Şirketlere yeni vergi: Dağıtılmayan kazanç stopajı

Şirketlere yeni vergi: Dağıtılmayan kazanç stopajı

Maliye Bakanlığı’nın torba bir yasa ile yeni vergi düzenlemeleri çalışmalarında bulunduğu bilgisi bazı çevrelerde dile getirilmektedir. Henüz TBMM’ye sevk edilen bir kanun teklifi yoktur.

Burada şirketlere geçici bir kanun maddesi ile “dağıtılmayan kurum kazancı” üzerinden vergi stopajı getirileceği ifade edilmektedir. 3 yıl için uygulanması öngörülen vergi stopajında; şirketler 2020, 2021 yılları için %10 ve 2022 yılı için %5 oranında vergi stopajı ödeyeceklerdir.

Vergi stopajı, şirketin kurumlar vergisi düşüldükten sonraki karı üzerinden hesaplanacak ve Mayıs ayında ödenecektir.

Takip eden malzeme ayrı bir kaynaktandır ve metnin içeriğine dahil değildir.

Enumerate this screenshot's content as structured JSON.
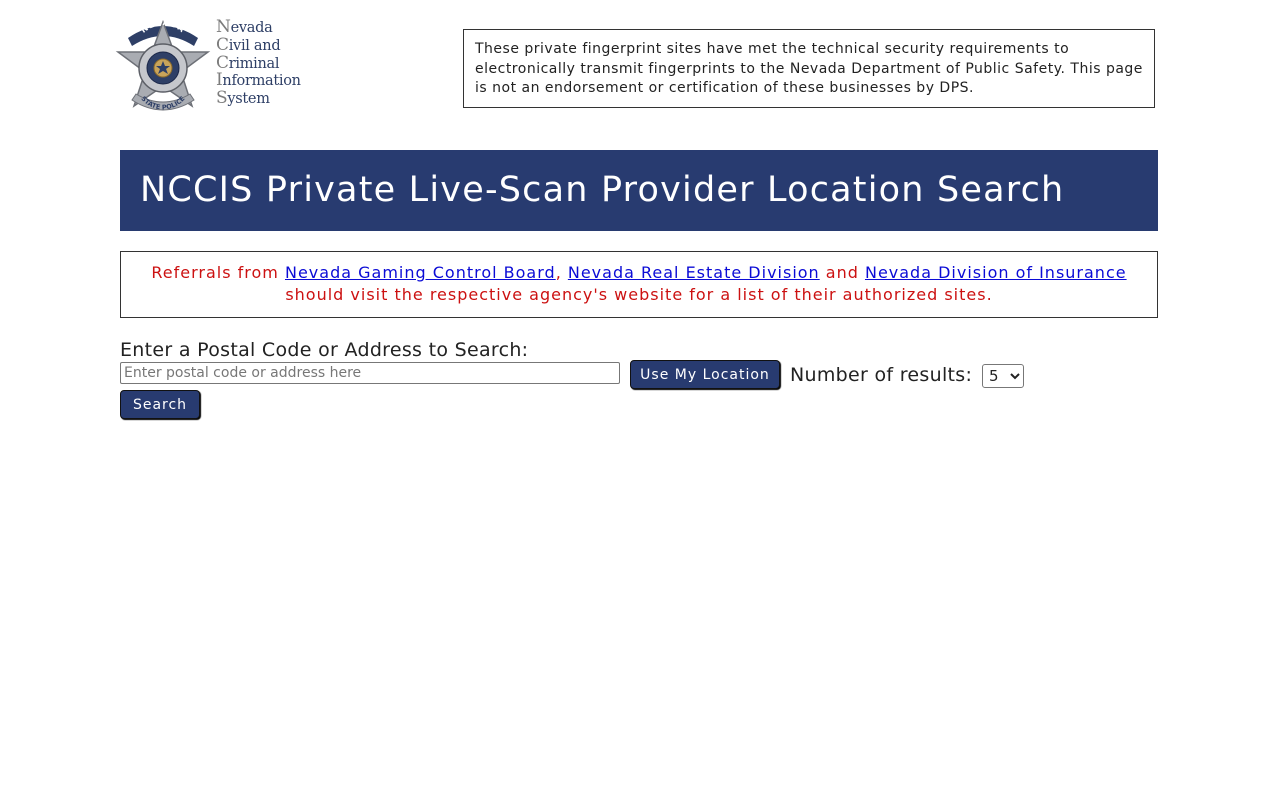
{
  "logo": {
    "badge_top_text": "NEVADA",
    "badge_bottom_text": "STATE POLICE",
    "text_lines": [
      {
        "cap": "N",
        "rest": "evada"
      },
      {
        "cap": "C",
        "rest": "ivil and"
      },
      {
        "cap": "C",
        "rest": "riminal"
      },
      {
        "cap": "I",
        "rest": "nformation"
      },
      {
        "cap": "S",
        "rest": "ystem"
      }
    ],
    "badge_icon": "star-badge-icon"
  },
  "disclaimer": "These private fingerprint sites have met the technical security requirements to electronically transmit fingerprints to the Nevada Department of Public Safety. This page is not an endorsement or certification of these businesses by DPS.",
  "page_title": "NCCIS Private Live-Scan Provider Location Search",
  "referral": {
    "prefix": "Referrals from ",
    "link_gaming": "Nevada Gaming Control Board",
    "sep1": ", ",
    "link_real_estate": "Nevada Real Estate Division",
    "sep2": " and ",
    "link_insurance": "Nevada Division of Insurance",
    "suffix": "should visit the respective agency's website for a list of their authorized sites."
  },
  "search": {
    "label": "Enter a Postal Code or Address to Search:",
    "placeholder": "Enter postal code or address here",
    "value": "",
    "location_button": "Use My Location",
    "search_button": "Search",
    "results_label": "Number of results:",
    "results_selected": "5"
  },
  "colors": {
    "banner": "#283b70",
    "referral_text": "#cc1111",
    "link": "#0b0bd6",
    "badge_blue": "#2e3f66",
    "badge_silver": "#a9acb2"
  }
}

Şirketçe ödenecek bu vergi, şirketin nakit kar dağıtımı yaptığı zaman hissedarlarının kar payından kesilen %15 oranındaki kar dağıtımı stopajından mahsup edilecektir. Dolayısıyla yeni getirilmesi düşünülen “dağıtılmayan kazanç stopajı” esasen kar payındaki bir ön vergileme olmaktadır. Tabii kar dağıtımı yapılmaması durumunda ödenmiş olan söz konusu stopaj, kar dağıtımına kadar Vergi İdaresi’ne peşinen ödenmiş olacaktır. Söz konusu vergi bilançodaki olağanüstü yedek akçe tutarını azaltacaktır, kar/zarar etkisi olmayacaktır. Ancak fonlama maliyeti yaratacaktır.

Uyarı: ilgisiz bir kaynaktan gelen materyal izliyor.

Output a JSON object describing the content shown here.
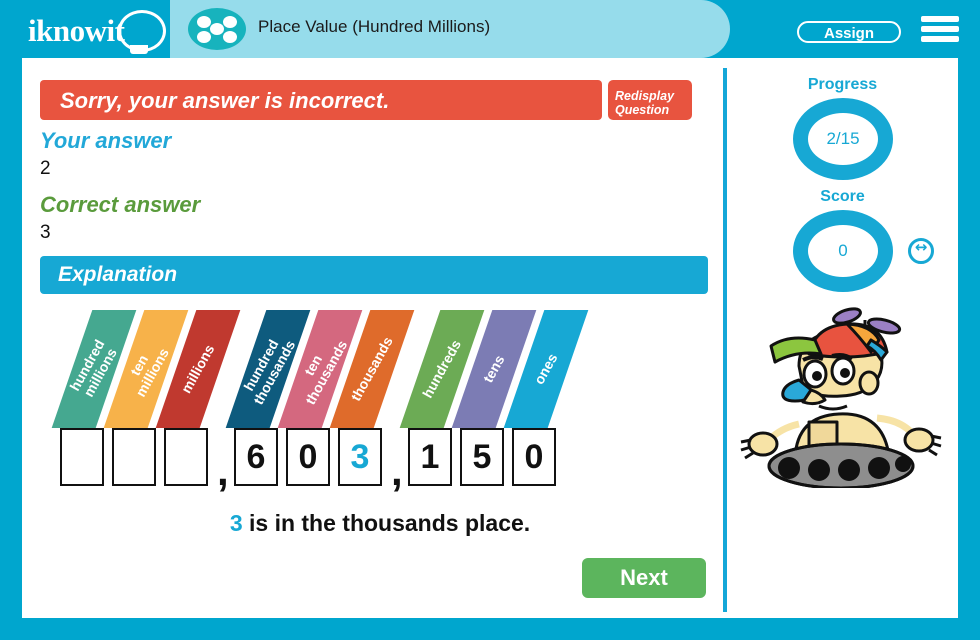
{
  "brand": {
    "logo_text": "iknowit",
    "logo_icon": "lightbulb-icon"
  },
  "header": {
    "topic_title": "Place Value (Hundred Millions)",
    "topic_icon": "five-dots-icon",
    "assign_label": "Assign",
    "menu_icon": "hamburger-menu-icon",
    "bar_color": "#00a6ce",
    "pill_color": "#96dceb"
  },
  "feedback": {
    "result_message": "Sorry, your answer is incorrect.",
    "result_color": "#e8543f",
    "redisplay_line1": "Redisplay",
    "redisplay_line2": "Question",
    "your_answer_label": "Your answer",
    "your_answer_value": "2",
    "your_answer_color": "#22a8d8",
    "correct_answer_label": "Correct answer",
    "correct_answer_value": "3",
    "correct_answer_color": "#5a9b3c",
    "explanation_label": "Explanation",
    "explanation_color": "#17a8d4"
  },
  "place_value_chart": {
    "columns": [
      {
        "label": "hundred millions",
        "color": "#45a890",
        "digit": "",
        "highlight": false
      },
      {
        "label": "ten millions",
        "color": "#f7b24a",
        "digit": "",
        "highlight": false
      },
      {
        "label": "millions",
        "color": "#c0392f",
        "digit": "",
        "highlight": false
      },
      {
        "label": "hundred thousands",
        "color": "#0e5b7e",
        "digit": "6",
        "highlight": false
      },
      {
        "label": "ten thousands",
        "color": "#d4687f",
        "digit": "0",
        "highlight": false
      },
      {
        "label": "thousands",
        "color": "#df6b2b",
        "digit": "3",
        "highlight": true
      },
      {
        "label": "hundreds",
        "color": "#6cab55",
        "digit": "1",
        "highlight": false
      },
      {
        "label": "tens",
        "color": "#7c7cb4",
        "digit": "5",
        "highlight": false
      },
      {
        "label": "ones",
        "color": "#17a8d4",
        "digit": "0",
        "highlight": false
      }
    ],
    "comma_positions": [
      3,
      6
    ],
    "comma": ",",
    "sentence_digit": "3",
    "sentence_rest": " is in the thousands place.",
    "highlight_color": "#17a8d4"
  },
  "actions": {
    "next_label": "Next",
    "next_color": "#5cb55d"
  },
  "sidebar": {
    "progress_label": "Progress",
    "progress_value": "2/15",
    "score_label": "Score",
    "score_value": "0",
    "ring_color": "#17a8d4",
    "mascot_name": "robot-mascot-icon",
    "resize_icon": "resize-horizontal-icon"
  }
}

Öte yandan dağıtılmamış karların (olağanüstü yedek akçeler) şirket sermayesine eklenmesi halinde başlangıçta ödenen söz konusu stopaj vergisi Vergi İdaresi’nce şirkete iade edilecektir. Buna göre eğer 2020 karının dağıtım sonrası kalan kısmı, vergi beyan dönemine kadar (Nisan Muhtasar beyannamesi) sermayeye eklenir ise herhangi bir vergi ödemesi söz konusu olmayacaktır. Bu yönüyle de dönem karınının sermayeye ilavesi teşvik etmektedir.

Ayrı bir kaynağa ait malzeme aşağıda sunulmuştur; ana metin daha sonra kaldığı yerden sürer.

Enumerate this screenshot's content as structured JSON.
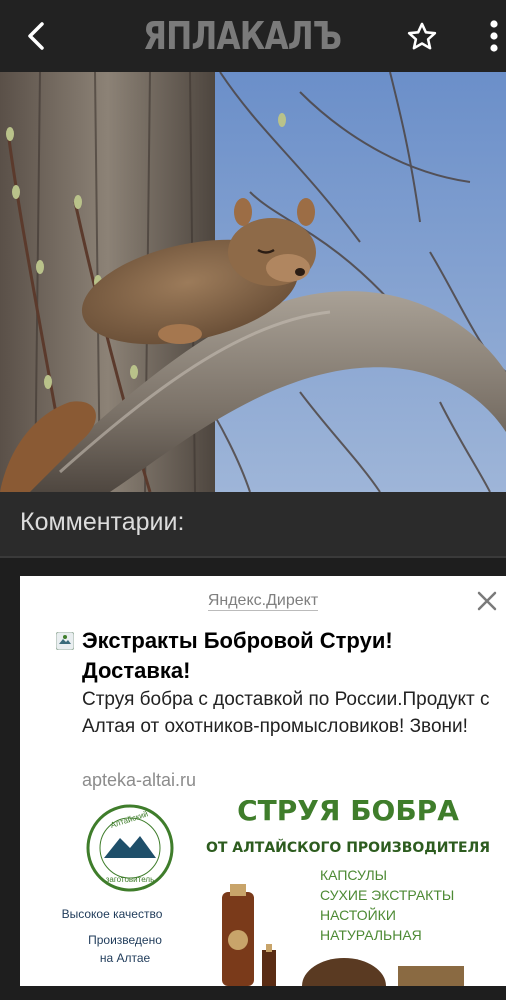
{
  "header": {
    "logo_text": "ЯПЛАКАЛЪ",
    "back_icon": "chevron-left-icon",
    "favorite_icon": "star-outline-icon",
    "menu_icon": "more-vertical-icon"
  },
  "photo": {
    "subject": "squirrel-sleeping-on-branch"
  },
  "comments": {
    "title": "Комментарии:"
  },
  "ad": {
    "source": "Яндекс.Директ",
    "title": "Экстракты Бобровой Струи! Доставка!",
    "description": "Струя бобра с доставкой по России.Продукт с Алтая от охотников-промысловиков! Звони!",
    "domain": "apteka-altai.ru",
    "banner": {
      "headline": "СТРУЯ БОБРА",
      "subheadline": "ОТ АЛТАЙСКОГО ПРОИЗВОДИТЕЛЯ",
      "features": [
        "КАПСУЛЫ",
        "СУХИЕ ЭКСТРАКТЫ",
        "НАСТОЙКИ",
        "НАТУРАЛЬНАЯ"
      ],
      "badges": [
        "Высокое качество",
        "Произведено",
        "на Алтае"
      ],
      "logo_text_top": "Алтайский",
      "logo_text_bottom": "заготовитель"
    }
  },
  "colors": {
    "topbar": "#222222",
    "background": "#1e1e1e",
    "banner_green": "#3f7d2b",
    "banner_dark_green": "#2d5c1f"
  }
}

Eğer kanun çıkar ise; aşağıdaki şirkette 340.000.000 TLvergi ödemesi söz konusu olacaktır. 2020 yılı karından yapılacak temettü dağıtımında hissedarlara yapılan ödemelerden %15 stopaj kesileceğinden bu tutar üzerinden “dağıtılmayan kazanç stopajı” ödenmeyecektir. Zaten 1.1 Milyar TL Kurumlar Vergisi ödeyen bu şirket şimdi de 340 Milyon TL stopaj ödeyecektir.

Yukarıdaki örnekte şirketin bilanço karının kurumlar vergisi matrahına eşit olduğu varsayılmıştır. Ama şirkette kanunen kabul edilmeyen giderler ile istisna ve indirimler de var ise, başka deyişle KV matrahı, bilanço karından fazla ise, bu fark tutara ait stopaj şirket nezdinde ek bir vergi gideri etkisi yaratabilecektir. Zira bu fark ne sermayeye eklebilir ve ne de kar payı olarak dağıtılabilir. Bu yönüyle de düzenleme önerisi vergilendirme ilkelerine uymamaktadır. Düzenleme önerisine göre; dağıtılmayan kazanç stopaj matrahı, indirim ve istisnalar uygulanmadan önceki kazanç tutarından ödenecek kurumlar vergisinin çıkarılması sonucu bulunan tutardır.

Sonuç olarak yapılması düşünülen vergi düzenlemesi, nakit kar dağıtımındaki mevcut %15’lik stopajda bir ön/peşin vergileme şeklindedir. Bir arkadaşımızın dediği gibi; “stopajın stopajıdır”. Başta bankalar olmak üzere yüksek kazanç beyan kurumlara ek yük getirecektir. Zaten en yüksek Kurumlar Vergisi ödeyen bu şirketler şimdi bir ödeme daha yapacaklar. Öte yandan, 2020 yılı kazançlarına uygulanacak olması sebebiyle de hukuki tartışmaları beraberinde getirecektir. Zira vergilendirmede hukuki güvenliğin sağlanması için gerçekleşmesi gerekli koşullardan en önemli ilkelerden biri de vergi normlarının geriye yürümemesidir. Vergi normlarının geçmişte meydana gelen olaylara uygulanması hukuki güveni zedeler. Çünkü “Kanun ancak geleceği düzenler, geçmişe etkili olmaz.” Bu temel ilke Anayasa Mahkemesi yargılamalarında da önemli bir husustur.